09 de julho de 2026
Economia & Negócios

Inadimplência cai 9% em abril, segundo SPC

Equipe do SPC faz análises mensais sobre os registros do comércio central d
| Tempo de leitura: 3 min

De acordo com levantamento realizado pela equipe do Serviço de Proteção ao Crédito (SPC) em Bauru - órgão ligado à Câmara de Dirigentes Lojistas (CDL) -, o índice de inadimplência registrado em abril no comércio local teve queda de 9,71% em relação ao mesmo período de 2001.

Os números do SPC mostram que, durante o mês passado, foram efetuados 4.266 registros junto ao órgão, contra um total de 4.725 em abril do ano anterior.

O resultado também é positivo se comparado a março deste ano, quando foram efetuadas 5.828 inclusões de nomes no cadastro do órgão. A diferença entre esses dois meses é de 26,8%.

Outro dado positivo é em relação à quantidade de nomes que foram retirados da lista de inadimplentes. Segundo o levantamento, em abril deste ano foram registradas 2.975 exclusões, contra 2.376 efetuadas em igual período de 2001. A diferença é de 25,21%.

Na comparação com o março deste ano, o resultado do mês passado também sai “vitorioso”, já que em março foram excluídos 2.733 nomes da lista. A diferença é de 8,85%.

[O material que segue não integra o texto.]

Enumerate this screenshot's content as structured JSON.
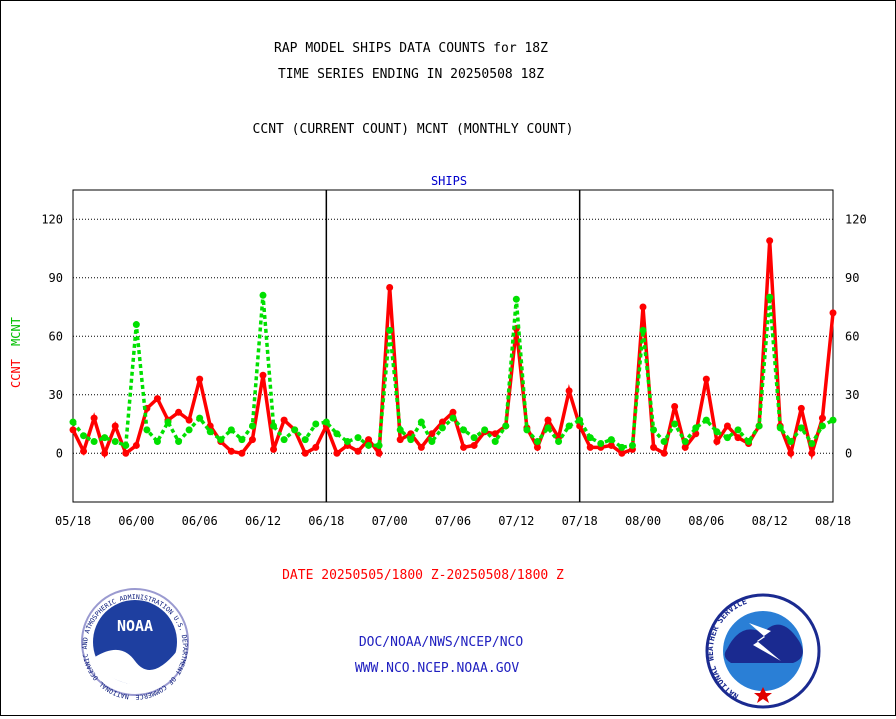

O número de consultas feitas por lojistas junto ao SPC foi 18,58% menor neste ano. Ao todo, em abril foram realizadas 40.007 consultas, contra o montante de 49.141 no mesmo mês do ano passado.

Em março deste ano, o SPC registrou 37.028 consultas, o que significa 8% a menos que em abril.

O presidente da CDL, Sérgio Evandro do Amaral Motta, diz que a diferença na quantidade de consultas quando comparados os meses de abril deste ano e de 2001 mostra uma realidade. Segundo ele, os quatro primeiros meses de 2002 tiveram performance de vendas pior do que no mesmo período do ano passado.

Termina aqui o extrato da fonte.